A quiet pulse… of energy moves through the composition, as if the ordinary moment is caught in the act of becoming something more.
> Not an escape from reality, but a re-seeing of it—where imagination and perception meet to rebuild the world.
« For me, painting is a space where I can be free from a world full of absurdity and oppression, and it's also a deep place. »

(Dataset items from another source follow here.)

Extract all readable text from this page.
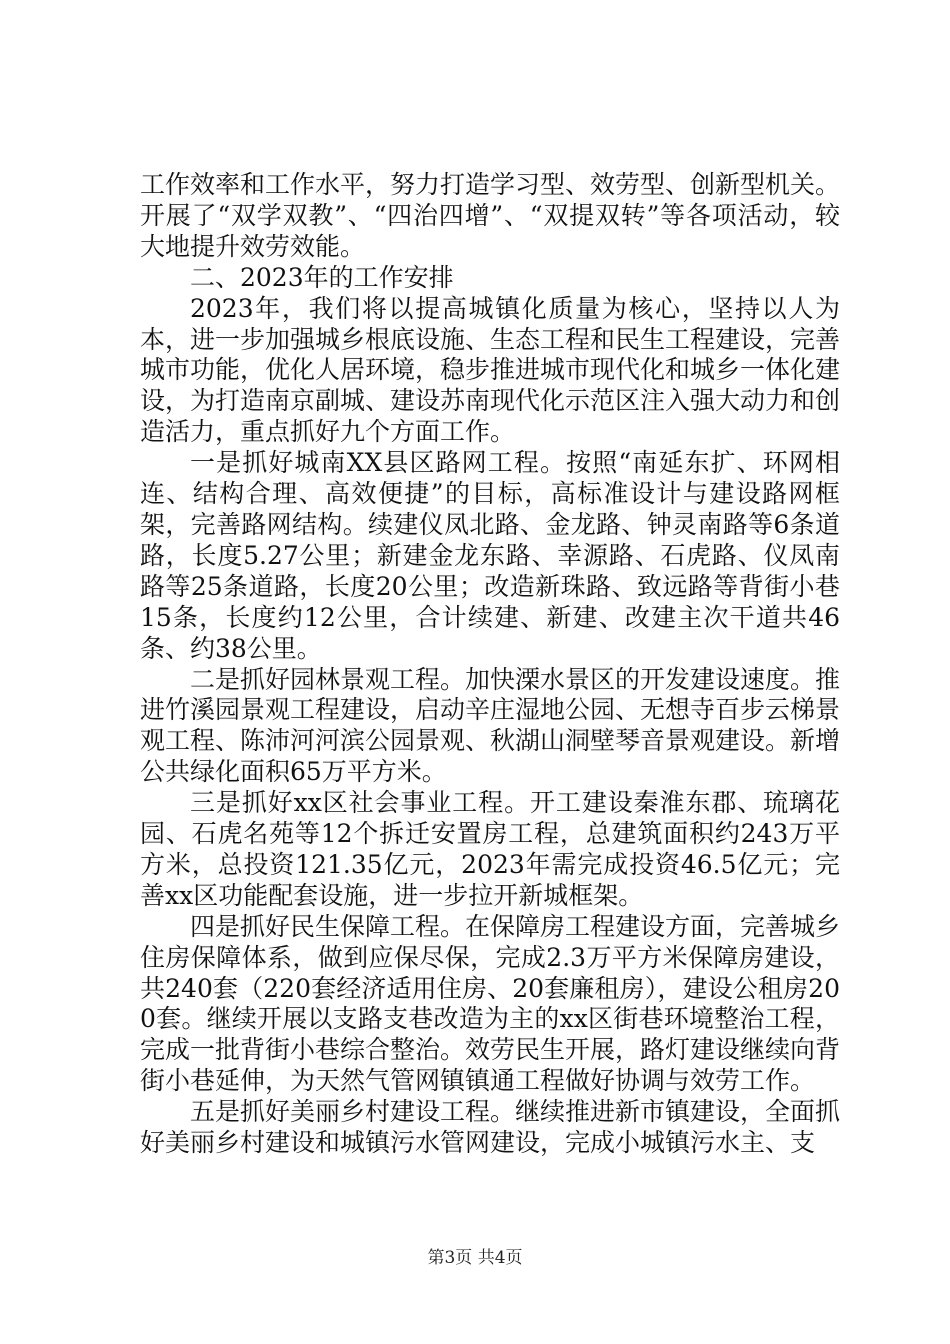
工作效率和工作水平，努力打造学习型、效劳型、创新型机关。开展了“双学双教”、“四治四增”、“双提双转”等各项活动，较大地提升效劳效能。

二、2023年的工作安排

2023年，我们将以提高城镇化质量为核心，坚持以人为本，进一步加强城乡根底设施、生态工程和民生工程建设，完善城市功能，优化人居环境，稳步推进城市现代化和城乡一体化建设，为打造南京副城、建设苏南现代化示范区注入强大动力和创造活力，重点抓好九个方面工作。

一是抓好城南XX县区路网工程。按照“南延东扩、环网相连、结构合理、高效便捷”的目标，高标准设计与建设路网框架，完善路网结构。续建仪凤北路、金龙路、钟灵南路等6条道路，长度5.27公里；新建金龙东路、幸源路、石虎路、仪凤南路等25条道路，长度20公里；改造新珠路、致远路等背街小巷15条，长度约12公里，合计续建、新建、改建主次干道共46条、约38公里。

二是抓好园林景观工程。加快溧水景区的开发建设速度。推进竹溪园景观工程建设，启动辛庄湿地公园、无想寺百步云梯景观工程、陈沛河河滨公园景观、秋湖山洞壁琴音景观建设。新增公共绿化面积65万平方米。

三是抓好xx区社会事业工程。开工建设秦淮东郡、琉璃花园、石虎名苑等12个拆迁安置房工程，总建筑面积约243万平方米，总投资121.35亿元，2023年需完成投资46.5亿元；完善xx区功能配套设施，进一步拉开新城框架。

四是抓好民生保障工程。在保障房工程建设方面，完善城乡住房保障体系，做到应保尽保，完成2.3万平方米保障房建设，共240套（220套经济适用住房、20套廉租房），建设公租房200套。继续开展以支路支巷改造为主的xx区街巷环境整治工程，完成一批背街小巷综合整治。效劳民生开展，路灯建设继续向背街小巷延伸，为天然气管网镇镇通工程做好协调与效劳工作。

五是抓好美丽乡村建设工程。继续推进新市镇建设，全面抓好美丽乡村建设和城镇污水管网建设，完成小城镇污水主、支

第3页 共4页
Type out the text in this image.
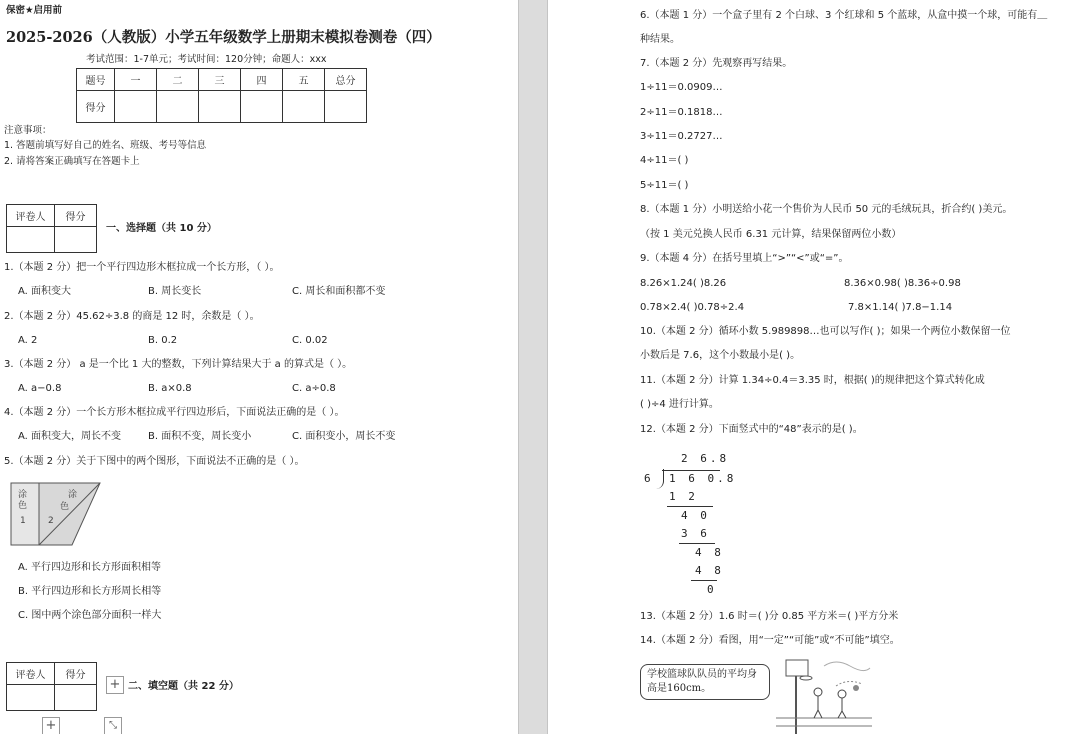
保密★启用前
2025-2026（人教版）小学五年级数学上册期末模拟卷测卷（四）
考试范围：1-7单元；考试时间：120分钟；命题人：xxx
题号	一	二	三	四	五	总分
得分						
注意事项：
1. 答题前填写好自己的姓名、班级、考号等信息
2. 请将答案正确填写在答题卡上
评卷人	得分

一、选择题（共 10 分）
1.（本题 2 分）把一个平行四边形木框拉成一个长方形，（ ）。
A. 面积变大	B. 周长变长	C. 周长和面积都不变
2.（本题 2 分）45.62÷3.8 的商是 12 时，余数是（ ）。
A. 2	B. 0.2	C. 0.02
3.（本题 2 分） a 是一个比 1 大的整数，下列计算结果大于 a 的算式是（ ）。
A. a−0.8	B. a×0.8	C. a÷0.8
4.（本题 2 分）一个长方形木框拉成平行四边形后，下面说法正确的是（ ）。
A. 面积变大，周长不变	B. 面积不变，周长变小	C. 面积变小，周长不变
5.（本题 2 分）关于下图中的两个图形，下面说法不正确的是（ ）。
涂
色
1
涂
色
2
A. 平行四边形和长方形面积相等
B. 平行四边形和长方形周长相等
C. 图中两个涂色部分面积一样大
评卷人	得分

+ 二、填空题（共 22 分）
+	⤡
6.（本题 1 分）一个盒子里有 2 个白球、3 个红球和 5 个蓝球，从盒中摸一个球，可能有＿
种结果。
7.（本题 2 分）先观察再写结果。
1÷11＝0.0909…
2÷11＝0.1818…
3÷11＝0.2727…
4÷11＝( )
5÷11＝( )
8.（本题 1 分）小明送给小花一个售价为人民币 50 元的毛绒玩具，折合约( )美元。
（按 1 美元兑换人民币 6.31 元计算，结果保留两位小数）
9.（本题 4 分）在括号里填上“>”“<”或“=”。
8.26×1.24( )8.26	8.36×0.98( )8.36÷0.98
0.78×2.4( )0.78÷2.4	7.8×1.14( )7.8−1.14
10.（本题 2 分）循环小数 5.989898…也可以写作( )；如果一个两位小数保留一位
小数后是 7.6，这个小数最小是( )。
11.（本题 2 分）计算 1.34÷0.4＝3.35 时，根据( )的规律把这个算式转化成
( )÷4 进行计算。
12.（本题 2 分）下面竖式中的“48”表示的是( )。
2 6.8
6 1 6 0.8
1 2
4 0
3 6
4 8
4 8
0
13.（本题 2 分）1.6 时＝( )分 0.85 平方米＝( )平方分米
14.（本题 2 分）看图，用“一定”“可能”或“不可能”填空。
学校篮球队队员的平均身高是160cm。
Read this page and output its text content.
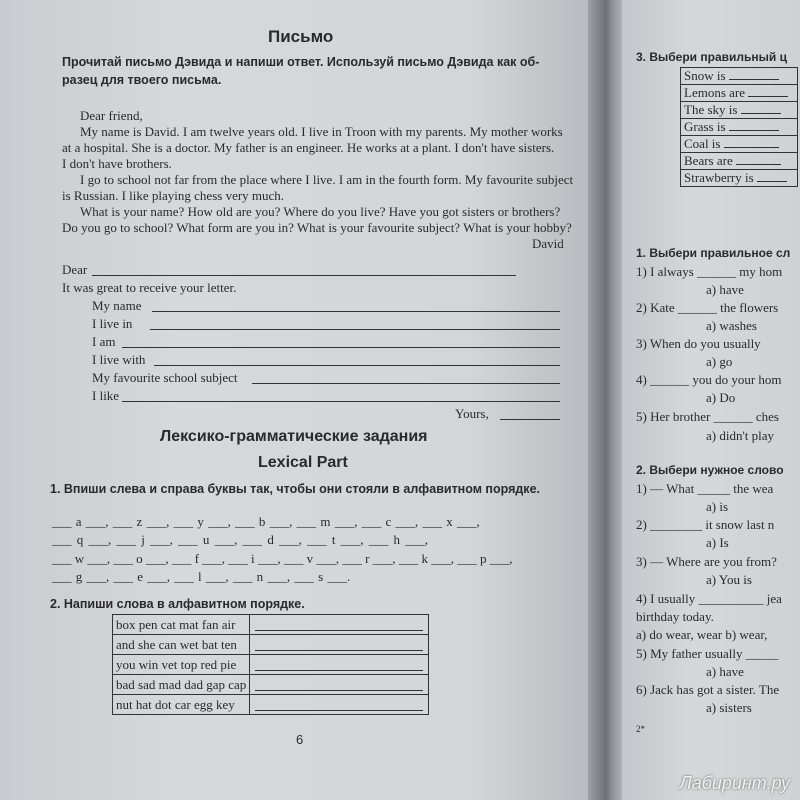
Письмо
Прочитай письмо Дэвида и напиши ответ. Используй письмо Дэвида как об-
разец для твоего письма.
Dear friend,
My name is David. I am twelve years old. I live in Troon with my parents. My mother works
at a hospital. She is a doctor. My father is an engineer. He works at a plant. I don't have sisters.
I don't have brothers.
I go to school not far from the place where I live. I am in the fourth form. My favourite subject
is Russian. I like playing chess very much.
What is your name? How old are you? Where do you live? Have you got sisters or brothers?
Do you go to school? What form are you in? What is your favourite subject? What is your hobby?
David
Dear
It was great to receive your letter.
My name
I live in
I am
I live with
My favourite school subject
I like
Yours,
Лексико-грамматические задания
Lexical Part
1. Впиши слева и справа буквы так, чтобы они стояли в алфавитном порядке.
___ a ___, ___ z ___, ___ y ___, ___ b ___, ___ m ___, ___ c ___, ___ x ___,
___ q ___, ___ j ___, ___ u ___, ___ d ___, ___ t ___, ___ h ___,
___ w ___, ___ o ___, ___ f ___, ___ i ___, ___ v ___, ___ r ___, ___ k ___, ___ p ___,
___ g ___, ___ e ___, ___ l ___, ___ n ___, ___ s ___.
2. Напиши слова в алфавитном порядке.
box pen cat mat fan air	

and she can wet bat ten	

you win vet top red pie	

bad sad mad dad gap cap	

nut hat dot car egg key	
6
3. Выбери правильный ц
Snow is
Lemons are
The sky is
Grass is
Coal is
Bears are
Strawberry is
1. Выбери правильное сл
1) I always ______ my hom
a) have
2) Kate ______ the flowers
a) washes
3) When do you usually
a) go
4) ______ you do your hom
a) Do
5) Her brother ______ ches
a) didn't play
2. Выбери нужное слово
1) — What _____ the wea
a) is
2) ________ it snow last n
a) Is
3) — Where are you from?
a) You is
4) I usually __________ jea
birthday today.
a) do wear, wear b) wear,
5) My father usually _____
a) have
6) Jack has got a sister. The
a) sisters
2*
Лабиринт.ру
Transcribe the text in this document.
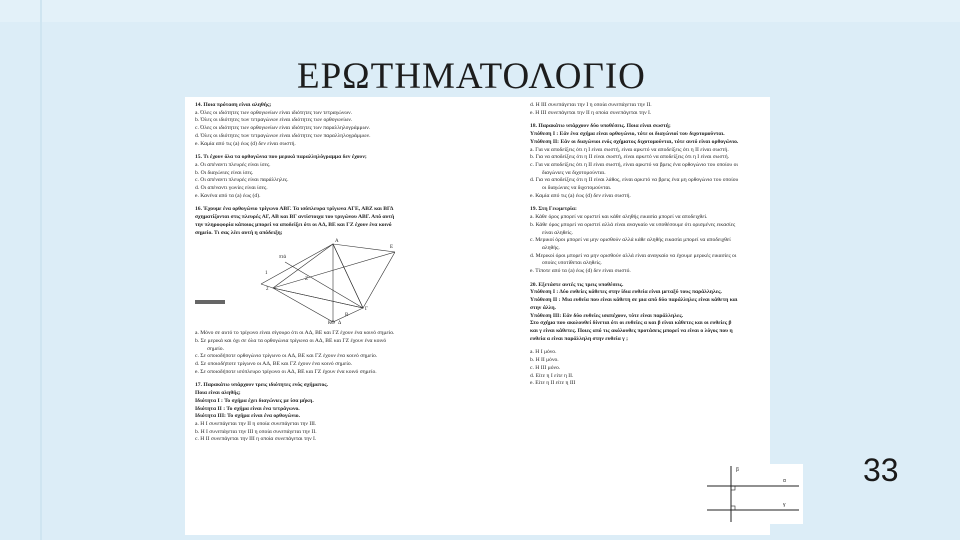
ΕΡΩΤΗΜΑΤΟΛΟΓΙΟ
14. Ποια πρόταση είναι αληθής;
a. Όλες οι ιδιότητες των ορθογωνίων είναι ιδιότητες των τετραγώνων.
b. Όλες οι ιδιότητες των τετραγώνων είναι ιδιότητες των ορθογωνίων.
c. Όλες οι ιδιότητες των ορθογωνίων είναι ιδιότητες των παραλληλογράμμων.
d. Όλες οι ιδιότητες των τετραγώνων είναι ιδιότητες των παραλληλογράμμων.
e. Καμία από τις (a) έως (d) δεν είναι σωστή.
15. Τι έχουν όλα τα ορθογώνια που μερικά παραλληλόγραμμα δεν έχουν;
a. Οι απέναντι πλευρές είναι ίσες.
b. Οι διαγώνιες είναι ίσες.
c. Οι απέναντι πλευρές είναι παράλληλες.
d. Οι απέναντι γωνίες είναι ίσες.
e. Κανένα από τα (a) έως (d).
16. Έχουμε ένα ορθογώνιο τρίγωνο ΑΒΓ. Τα ισόπλευρα τρίγωνα ΑΓΕ, ΑΒΖ και ΒΓΔ
σχηματίζονται στις πλευρές ΑΓ, ΑΒ και ΒΓ αντίστοιχα του τριγώνου ΑΒΓ. Από αυτή
την πληροφορία κάποιος μπορεί να αποδείξει ότι οι ΑΔ, ΒΕ και ΓΖ έχουν ένα κοινό
σημείο. Τι σας λέει αυτή η απόδειξη;
Α
πτά
Ε
Ζ
1
2
Γ
Β
ΚΘ Δ
a. Μόνο σε αυτό το τρίγωνο είναι σίγουρο ότι οι ΑΔ, ΒΕ και ΓΖ έχουν ένα κοινό σημείο.
b. Σε μερικά και όχι σε όλα τα ορθογώνια τρίγωνα οι ΑΔ, ΒΕ και ΓΖ έχουν ένα κοινό
σημείο.
c. Σε οποιοδήποτε ορθογώνιο τρίγωνο οι ΑΔ, ΒΕ και ΓΖ έχουν ένα κοινό σημείο.
d. Σε οποιοδήποτε τρίγωνο οι ΑΔ, ΒΕ και ΓΖ έχουν ένα κοινό σημείο.
e. Σε οποιοδήποτε ισόπλευρο τρίγωνο οι ΑΔ, ΒΕ και ΓΖ έχουν ένα κοινό σημείο.
17. Παρακάτω υπάρχουν τρεις ιδιότητες ενός σχήματος.
Ποια είναι αληθής;
Ιδιότητα Ι : Το σχήμα έχει διαγώνιες με ίσα μήκη.
Ιδιότητα ΙΙ : Το σχήμα είναι ένα τετράγωνο.
Ιδιότητα ΙΙΙ: Το σχήμα είναι ένα ορθογώνιο.
a. Η Ι συνεπάγεται την ΙΙ η οποία συνεπάγεται την ΙΙΙ.
b. Η Ι συνεπάγεται την ΙΙΙ η οποία συνεπάγεται την ΙΙ.
c. Η ΙΙ συνεπάγεται την ΙΙΙ η οποία συνεπάγεται την Ι.
d. Η ΙΙΙ συνεπάγεται την Ι η οποία συνεπάγεται την ΙΙ.
e. Η ΙΙΙ συνεπάγεται την ΙΙ η οποία συνεπάγεται την Ι.
18. Παρακάτω υπάρχουν δύο υποθέσεις. Ποια είναι σωστή;
Υπόθεση Ι : Εάν ένα σχήμα είναι ορθογώνιο, τότε οι διαγώνιοί του διχοτομούνται.
Υπόθεση ΙΙ: Εάν οι διαγώνιοι ενός σχήματος διχοτομούνται, τότε αυτό είναι ορθογώνιο.
a. Για να αποδείξεις ότι η Ι είναι σωστή, είναι αρκετό να αποδείξεις ότι η ΙΙ είναι σωστή.
b. Για να αποδείξεις ότι η ΙΙ είναι σωστή, είναι αρκετό να αποδείξεις ότι η Ι είναι σωστή.
c. Για να αποδείξεις ότι η ΙΙ είναι σωστή, είναι αρκετό να βρεις ένα ορθογώνιο του οποίου οι
διαγώνιες να διχοτομούνται.
d. Για να αποδείξεις ότι η ΙΙ είναι λάθος, είναι αρκετό να βρεις ένα μη ορθογώνιο του οποίου
οι διαγώνιες να διχοτομούνται.
e. Καμία από τις (a) έως (d) δεν είναι σωστή.
19. Στη Γεωμετρία:
a. Κάθε όρος μπορεί να οριστεί και κάθε αληθής εικασία μπορεί να αποδειχθεί.
b. Κάθε όρος μπορεί να οριστεί αλλά είναι αναγκαίο να υποθέσουμε ότι ορισμένες εικασίες
είναι αληθείς.
c. Μερικοί όροι μπορεί να μην ορισθούν αλλά κάθε αληθής εικασία μπορεί να αποδειχθεί
αληθής.
d. Μερικοί όροι μπορεί να μην ορισθούν αλλά είναι αναγκαίο να έχουμε μερικές εικασίες οι
οποίες υποτίθεται αληθείς.
e. Τίποτε από τα (a) έως (d) δεν είναι σωστό.
20. Εξετάστε αυτές τις τρεις υποθέσεις.
Υπόθεση Ι : Δύο ευθείες κάθετες στην ίδια ευθεία είναι μεταξύ τους παράλληλες.
Υπόθεση ΙΙ : Μια ευθεία που είναι κάθετη σε μια από δύο παράλληλες είναι κάθετη και
στην άλλη.
Υπόθεση ΙΙΙ: Εάν δύο ευθείες ισαπέχουν, τότε είναι παράλληλες.
Στο σχήμα που ακολουθεί δίνεται ότι οι ευθείες α και β είναι κάθετες και οι ευθείες β
και γ είναι κάθετες. Ποιες από τις ακόλουθες προτάσεις μπορεί να είναι ο λόγος που η
ευθεία α είναι παράλληλη στην ευθεία γ ;
a. Η Ι μόνο.
b. Η ΙΙ μόνο.
c. Η ΙΙΙ μόνο.
d. Είτε η Ι είτε η ΙΙ.
e. Είτε η ΙΙ είτε η ΙΙΙ
β
α
γ
33
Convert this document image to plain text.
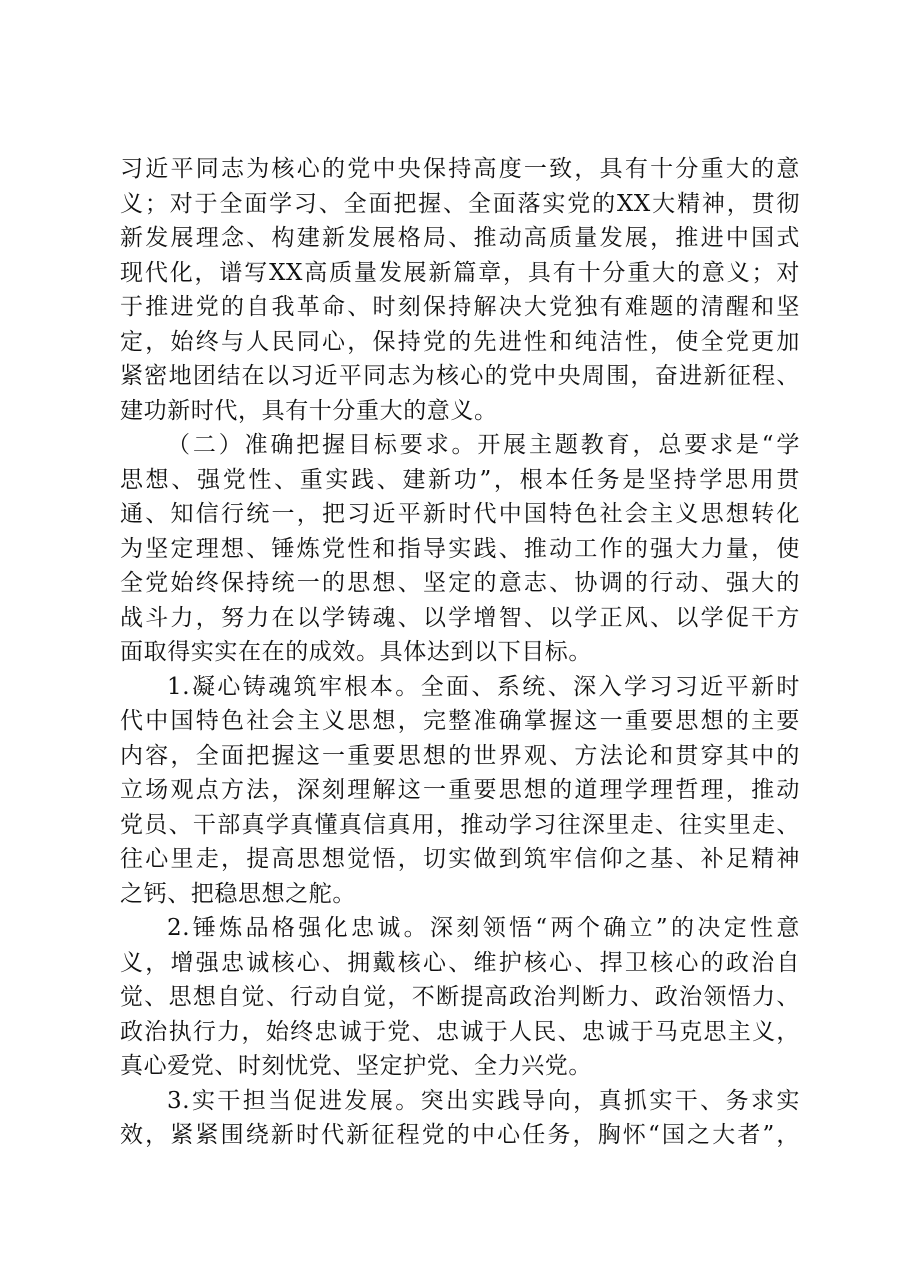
习近平同志为核心的党中央保持高度一致，具有十分重大的意
义；对于全面学习、全面把握、全面落实党的XX大精神，贯彻
新发展理念、构建新发展格局、推动高质量发展，推进中国式
现代化，谱写XX高质量发展新篇章，具有十分重大的意义；对
于推进党的自我革命、时刻保持解决大党独有难题的清醒和坚
定，始终与人民同心，保持党的先进性和纯洁性，使全党更加
紧密地团结在以习近平同志为核心的党中央周围，奋进新征程、
建功新时代，具有十分重大的意义。
（二）准确把握目标要求。开展主题教育，总要求是“学
思想、强党性、重实践、建新功”，根本任务是坚持学思用贯
通、知信行统一，把习近平新时代中国特色社会主义思想转化
为坚定理想、锤炼党性和指导实践、推动工作的强大力量，使
全党始终保持统一的思想、坚定的意志、协调的行动、强大的
战斗力，努力在以学铸魂、以学增智、以学正风、以学促干方
面取得实实在在的成效。具体达到以下目标。
1.凝心铸魂筑牢根本。全面、系统、深入学习习近平新时
代中国特色社会主义思想，完整准确掌握这一重要思想的主要
内容，全面把握这一重要思想的世界观、方法论和贯穿其中的
立场观点方法，深刻理解这一重要思想的道理学理哲理，推动
党员、干部真学真懂真信真用，推动学习往深里走、往实里走、
往心里走，提高思想觉悟，切实做到筑牢信仰之基、补足精神
之钙、把稳思想之舵。
2.锤炼品格强化忠诚。深刻领悟“两个确立”的决定性意
义，增强忠诚核心、拥戴核心、维护核心、捍卫核心的政治自
觉、思想自觉、行动自觉，不断提高政治判断力、政治领悟力、
政治执行力，始终忠诚于党、忠诚于人民、忠诚于马克思主义，
真心爱党、时刻忧党、坚定护党、全力兴党。
3.实干担当促进发展。突出实践导向，真抓实干、务求实
效，紧紧围绕新时代新征程党的中心任务，胸怀“国之大者”，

For Seungho Jang, painting is a way to remain human in a world that demands uniformity. Working in South Korea — a highly competitive and controlling environment — he uses abstraction to defend the depth of inner life against forces that reduce existence to efficiency.
His gestures are not decorative; they are traces of resistance. Tension, rupture, and renewal appear in layered surfaces where emotion refuses to be silenced. The canvas becomes a rare space where pressure and vulnerability can coexist without distortion.
Nature in his work stands as a counter-order — fluid, resilient, and free from imposed structure. Through fragmentation and reconstruction, Jang shows how life reorganizes itself even under collapse.
His paintings confront a fundamental question: How can we preserve the complexity of being in a world intent on flattening it? They insist that resistance begins with acknowledging one’s own presence.